Abstract

The gold deposits in the northern Sierra San Pedro Mártir region of the Peninsular Ranges batholith (PRB) occur within a middle-Cretaceous suture zone that juxtaposes the Alisitos island arc against the continental margin of North America. Mineralization shares affinities with orogenic-type gold deposits and typically consists of shear zone-related gold-bearing quartz-carbonate veins, with minor amounts of sulfides, white mica and native gold. Host rock types encompass varied synorogenic plutonic rocks and greenschist to amphibolite facies metamorphic rocks.
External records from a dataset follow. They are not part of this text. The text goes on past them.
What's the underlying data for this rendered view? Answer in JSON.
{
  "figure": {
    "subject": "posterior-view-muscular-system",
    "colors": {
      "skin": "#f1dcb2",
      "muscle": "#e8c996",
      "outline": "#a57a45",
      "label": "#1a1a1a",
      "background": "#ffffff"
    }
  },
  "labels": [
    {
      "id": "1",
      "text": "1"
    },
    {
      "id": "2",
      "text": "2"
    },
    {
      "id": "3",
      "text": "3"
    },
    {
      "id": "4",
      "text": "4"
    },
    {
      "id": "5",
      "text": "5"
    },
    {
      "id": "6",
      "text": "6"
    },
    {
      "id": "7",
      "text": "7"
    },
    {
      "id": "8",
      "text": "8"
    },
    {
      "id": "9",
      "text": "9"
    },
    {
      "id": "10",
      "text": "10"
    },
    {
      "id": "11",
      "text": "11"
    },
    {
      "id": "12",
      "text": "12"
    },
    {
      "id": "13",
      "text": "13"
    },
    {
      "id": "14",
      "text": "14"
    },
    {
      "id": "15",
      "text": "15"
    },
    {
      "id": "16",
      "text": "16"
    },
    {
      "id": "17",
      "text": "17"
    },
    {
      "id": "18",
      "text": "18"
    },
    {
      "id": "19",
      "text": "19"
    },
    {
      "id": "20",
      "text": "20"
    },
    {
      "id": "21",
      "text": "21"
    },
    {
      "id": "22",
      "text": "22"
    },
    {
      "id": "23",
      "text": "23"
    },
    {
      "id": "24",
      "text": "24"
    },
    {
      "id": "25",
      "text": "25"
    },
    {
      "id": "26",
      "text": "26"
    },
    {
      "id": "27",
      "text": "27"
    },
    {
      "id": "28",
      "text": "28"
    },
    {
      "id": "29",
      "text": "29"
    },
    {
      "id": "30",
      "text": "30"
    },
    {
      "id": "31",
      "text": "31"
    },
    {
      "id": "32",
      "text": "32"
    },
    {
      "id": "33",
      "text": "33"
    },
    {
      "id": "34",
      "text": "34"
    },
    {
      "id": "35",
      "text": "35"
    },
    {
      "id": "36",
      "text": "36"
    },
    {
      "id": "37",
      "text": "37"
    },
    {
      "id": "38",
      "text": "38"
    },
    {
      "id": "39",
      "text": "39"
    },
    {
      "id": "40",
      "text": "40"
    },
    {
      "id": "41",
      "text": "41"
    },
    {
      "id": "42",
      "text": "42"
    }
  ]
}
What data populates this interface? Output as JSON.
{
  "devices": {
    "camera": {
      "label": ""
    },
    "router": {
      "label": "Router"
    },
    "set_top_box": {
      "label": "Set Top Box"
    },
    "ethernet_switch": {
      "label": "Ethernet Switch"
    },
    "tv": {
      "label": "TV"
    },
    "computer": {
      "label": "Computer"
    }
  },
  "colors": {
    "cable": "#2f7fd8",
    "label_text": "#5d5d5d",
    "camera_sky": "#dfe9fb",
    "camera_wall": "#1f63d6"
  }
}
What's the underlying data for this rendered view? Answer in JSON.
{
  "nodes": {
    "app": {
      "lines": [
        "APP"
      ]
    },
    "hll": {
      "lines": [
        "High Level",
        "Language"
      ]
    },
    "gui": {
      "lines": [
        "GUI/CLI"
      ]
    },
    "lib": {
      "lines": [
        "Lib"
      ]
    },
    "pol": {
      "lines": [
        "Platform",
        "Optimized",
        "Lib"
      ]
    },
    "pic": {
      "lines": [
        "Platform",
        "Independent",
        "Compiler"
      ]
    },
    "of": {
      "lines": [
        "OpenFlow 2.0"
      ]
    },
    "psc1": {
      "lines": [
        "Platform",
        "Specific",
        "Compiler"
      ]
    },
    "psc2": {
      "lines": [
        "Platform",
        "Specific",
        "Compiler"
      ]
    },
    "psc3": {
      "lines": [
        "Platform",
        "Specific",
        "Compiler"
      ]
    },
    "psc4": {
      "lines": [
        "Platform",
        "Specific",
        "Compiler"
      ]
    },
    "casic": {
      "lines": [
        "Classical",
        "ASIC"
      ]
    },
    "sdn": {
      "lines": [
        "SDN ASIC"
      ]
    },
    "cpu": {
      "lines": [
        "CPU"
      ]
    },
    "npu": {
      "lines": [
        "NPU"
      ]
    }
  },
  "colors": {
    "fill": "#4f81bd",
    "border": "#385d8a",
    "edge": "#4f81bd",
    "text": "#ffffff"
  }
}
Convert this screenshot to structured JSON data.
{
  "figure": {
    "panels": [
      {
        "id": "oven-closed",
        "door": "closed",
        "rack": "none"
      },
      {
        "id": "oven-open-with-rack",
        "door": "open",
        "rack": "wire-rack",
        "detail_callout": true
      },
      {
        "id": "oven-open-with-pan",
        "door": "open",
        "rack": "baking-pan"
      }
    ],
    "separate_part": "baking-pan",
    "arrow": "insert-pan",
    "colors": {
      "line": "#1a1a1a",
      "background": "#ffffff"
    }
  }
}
In this paper, we present four 40Ar/39Ar ages of hydrothermal white micas for representative gold deposits: 106.2 ± 0.2 Ma (Valladares), 100.5 ± 0.2 Ma (La Fortuna-San José), 94.2 ± 0.2 Ma (El Socorro), and 92.2 ± 0.2 Ma (Corazón de Oro de Jesús). The first two ages correspond to highly accurate determinations of the timing of the orogenic gold event, whereas we attribute the younger ages to thermal resetting caused by the emplacement of a nearby large La Posta-type pluton (∼97‒90 Ma). Additionally, in order to establish the maximum age of mineralization for the granitoid-hosted deposits, three new U–Pb zircon ages were obtained for plutonic rocks (136.7 ± 0.9 Ma, Corazón de Oro de Jesús quartz diorite orthogneiss; 107.0 ± 0.5 Ma, Valladares tonalite pluton; 105.0 ± 2.0 Ma, Santa Cruz diorite pluton) Furthermore, fluid inclusions were analyzed from six gold deposits. Four different types of ore fluids were distinguished, with likely temperatures of trapping between ∼300° and >600 °C, and salinities between ∼1 and 17 wt.% NaCl equiv. Gold mineralization formed subsequent to the initial collisional phase, occurring simultaneously with regional metamorphism and pluton emplacement. At least some synorogenic granitoid-hosted deposits were formed under a transient dextral transpressive regime, intercalated between the predominant regional orthogonal compression. A connection is established between these gold deposits and others found in historical mining districts along the exhumed axis of the PRB (e.g., El Álamo), and we propose that all form part of the ‘Peninsular Ranges orogenic gold belt’.